Wednesday, July 17, 2019

Emotional Stability from More Sleep?

After a lengthy visit with a recent stroke patient of mine (left frontal lobe stroke with subsequent post-stroke depression), they clipped this article below and sent it my way, supporting a rather lengthy conversation we had about the cyclical relationship between their co-present poor sleep quality and difficulty treating mood; mood dysfunction such as depression and anxiety feeding into poor sleep quality, and how to try to disentangle which is more directly problematic. 
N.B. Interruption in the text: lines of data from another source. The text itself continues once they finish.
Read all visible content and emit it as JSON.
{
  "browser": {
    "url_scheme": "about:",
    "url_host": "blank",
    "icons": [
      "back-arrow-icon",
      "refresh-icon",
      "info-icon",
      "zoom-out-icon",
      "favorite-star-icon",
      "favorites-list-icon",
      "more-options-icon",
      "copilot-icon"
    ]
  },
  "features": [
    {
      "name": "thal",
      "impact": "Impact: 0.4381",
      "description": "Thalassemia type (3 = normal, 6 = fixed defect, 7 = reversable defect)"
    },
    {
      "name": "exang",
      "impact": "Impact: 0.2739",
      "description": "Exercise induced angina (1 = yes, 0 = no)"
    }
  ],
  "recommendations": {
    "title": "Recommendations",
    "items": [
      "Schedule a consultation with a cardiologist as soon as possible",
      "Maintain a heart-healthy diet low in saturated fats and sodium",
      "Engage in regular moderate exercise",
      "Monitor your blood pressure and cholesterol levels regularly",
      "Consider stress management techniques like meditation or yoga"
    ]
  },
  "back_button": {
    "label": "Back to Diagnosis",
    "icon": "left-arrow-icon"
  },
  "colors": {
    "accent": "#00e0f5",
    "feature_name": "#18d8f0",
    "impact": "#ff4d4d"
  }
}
This summary of a study below reveals an inherent weakness, that ONLY 14 patients were involved, which limits aspects of its applicability, but I think they were trying to find the "purest" patients alone for enrollment in the study (i.e. primary insomnia patients without ANY other cause for their insomnia (secondary insomnia)), and it is expensive to use the specialized fMRI scanner to study the amygdala's activity, especially when a pharmaceutical company isn't footing the bill. 

The amygdala, by the way, is sort of an earlier-design complex subconscious parallel shadowing emotional center of the brain, supporting our higher level later-edition, layered-on cortex... Kind of like a form of Id supporting our Superego, and sometimes studying the amygdala "reveals" more about how we truly think about things in ways we may not have self-reflective insight into. 

Anyway, I know many of you would find it at least tangentially interesting.